Fr. Ron Rolheiser, OMI: “The Earthiness of Christmas”
Originally Published by ronrolheiser.com
Christmas means many things, but, at its heart, lies the concept of the incarnation, namely, the idea that God takes on human flesh, a human body, becomes physical. At Christmas, “the word was made flesh.”
That’s significant for many reasons. Among other things, the fact that God is born into our material world and takes on a human body blesses and sanctifies the physical world and our own bodies. It also assures us that we can find meaning and salvation without having to denigrate either our bodies or the physical world.
This is clear in the Christmas message and is taught explicitly in the way in which Jesus is born. His birth was real, physical, earthy, and, like all human births, messy.
We don’t often allow ourselves to think like that. Mostly we idealize and spiritualize the birth of Jesus so as to imagine it as privileged, somehow miraculous, and thus removed from the mess, blood, smells, and brute physicality of normal human birth. But, as scripture assures us, Jesus was fully human in every way and that means too that he was born through the pain, mess, and earthiness of normal childbirth, complete with all that attends that – blood, messy afterbirth, the need for washing.
Moreover, scripture tells us that Jesus was not born in a cathedral, with the sweet smell of incense perfuming the air, stained-glass windows providing a special light, or soft organ music intimating the presence of the sacred. Indeed he wasn’t even born in a hospital, where modern medicine and sanitation help cover the mess and the smells of childbirth.

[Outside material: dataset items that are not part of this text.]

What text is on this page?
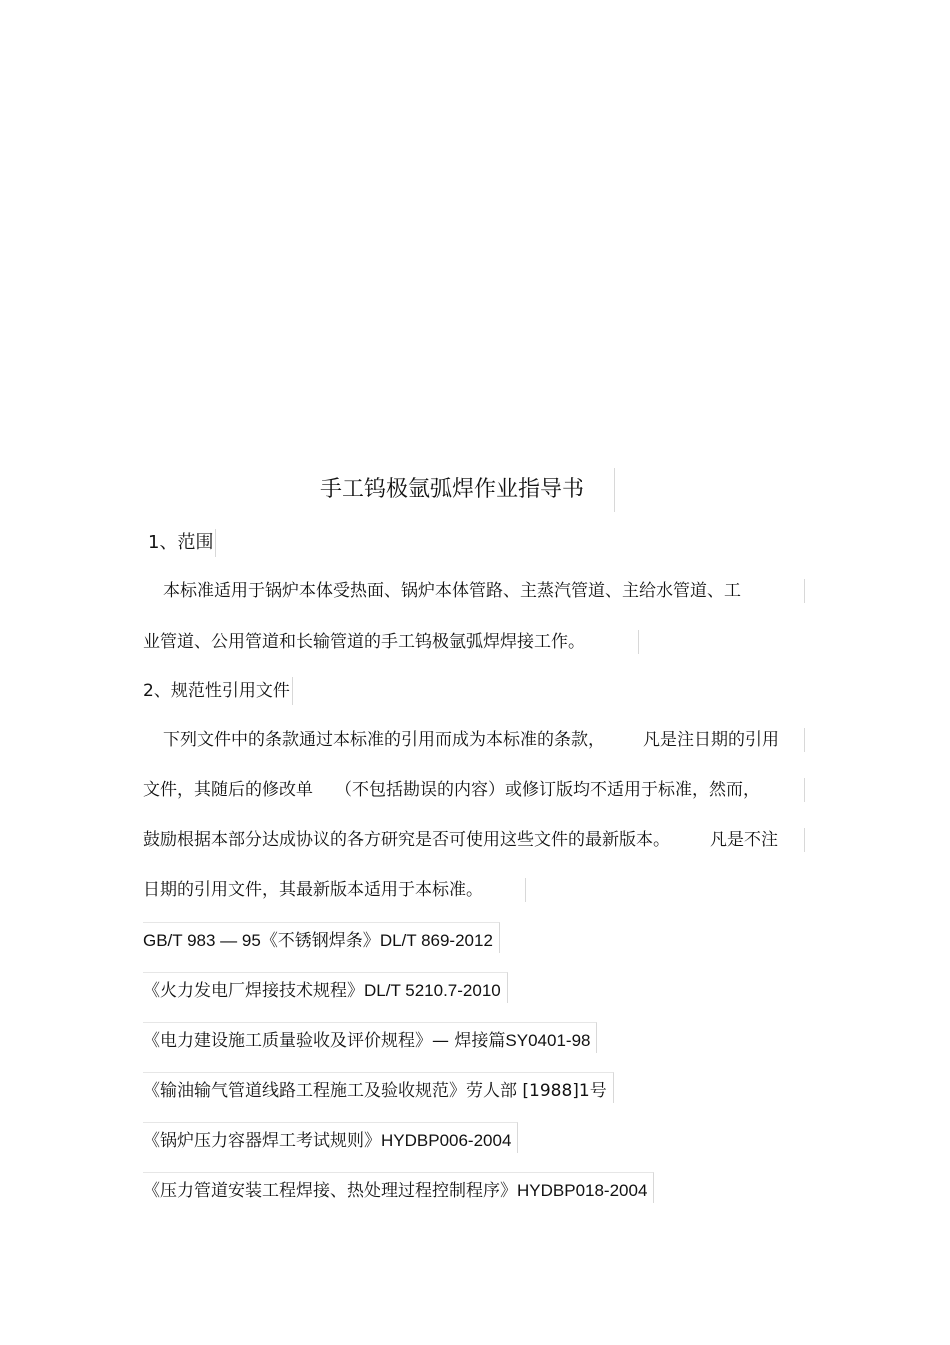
手工钨极氩弧焊作业指导书
1、范围
本标准适用于锅炉本体受热面、锅炉本体管路、主蒸汽管道、主给水管道、工
业管道、公用管道和长输管道的手工钨极氩弧焊焊接工作。
2、规范性引用文件
下列文件中的条款通过本标准的引用而成为本标准的条款， 凡是注日期的引用
文件，其随后的修改单 （不包括勘误的内容）或修订版均不适用于标准，然而，
鼓励根据本部分达成协议的各方研究是否可使用这些文件的最新版本。 凡是不注
日期的引用文件，其最新版本适用于本标准。
GB/T 983 — 95《不锈钢焊条》DL/T 869-2012
《火力发电厂焊接技术规程》DL/T 5210.7-2010
《电力建设施工质量验收及评价规程》— 焊接篇SY0401-98
《输油输气管道线路工程施工及验收规范》劳人部 [1988]1号
《锅炉压力容器焊工考试规则》HYDBP006-2004
《压力管道安装工程焊接、热处理过程控制程序》HYDBP018-2004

The gospels tell us instead that he was born in a barn and then laid into an animals’ feeding trough.
Contemporary biblical scholarship nuances this somewhat by telling us that we don’t really know exactly where Jesus was born and that the gospel writers don’t necessarily want us to believe that he was born in a barn and physically placed in a manger. But the gospels do want us to take those symbols seriously, and that still makes the point: Jesus’ birth is placed inside a stable because, among other things, barns don’t look like cathedrals and animals don’t smell like incense. There’s a brute earthiness to a barn, smells you don’t get in church. As for the manger, the feeding trough, well, that makes sense too, given that Jesus will tell us that his “flesh is food for the life of the world”. If one of the main purposes of Jesus’ life is to end up as food, as Eucharist, on a table (we call an altar), shouldn’t he be born in a feeding trough? The wood of the manger and the wood of the altar are one and the same, feeding tables, both of them.
But it’s difficult for us both to imagine and to accept how truly physical, earthy, and messy all of this really is. Everyone struggles with this, conservatives and liberals alike: Conservatives are forever wanting to make Jesus’ actual physical birth a miraculous event, with Mary delivering Jesus in some privileged way so that there isn’t at his birth the normal groaning, blood, and mess of childbirth. Liberals don’t fare much better. They’re forever trying to turn the event of Jesus’ birth into something more symbolic than physical (which then, like the conservatives’ miracle, doesn’t have any real blood).
The same is true for most World Religions. Invariably salvation is seen as an escape from the flesh, an escape from the physical, an escape from dirt, an escape from mess, all done in the name of the spiritual. The way to God, in most religious traditions and in most ordinary imaginations, involves escaping the physical and frowning upon mess.
But that’s not the way of Christianity, as the birth of Jesus makes plain. In the incarnation, Christmas, God enters the world, becomes physical, and, by doing that, assures us that the spiritual does not set itself against the physical, that the sacred is not antithetical to the smells of the human body, and that God is not just found in churches and in places that are clean and reverent. The old moral dualisms – the spiritual against the physical, the clean against the messy – break down in the incarnation.
What Christmas teaches us is that God is as much domestic as monastic, a God of the body as well as of the soul, a God who is found in barns as well as in churches, in kitchens as well as in cathedrals.
Among the many things we celebrate at Christmas therefore is the sacredness of our own lives, in all their physicality. What’s made holy by Jesus’ birth? Most everything that’s physical: nature, our homes, our kitchens, our workplaces, our barns, our restaurants, our bars, our sports facilities, and, not least, our own bodies, including sex and the way babies are born.
Spirit too, of course, is blessed and made holy by the incarnation, but the Word was already spiritual. At Christmas, it “was made flesh.”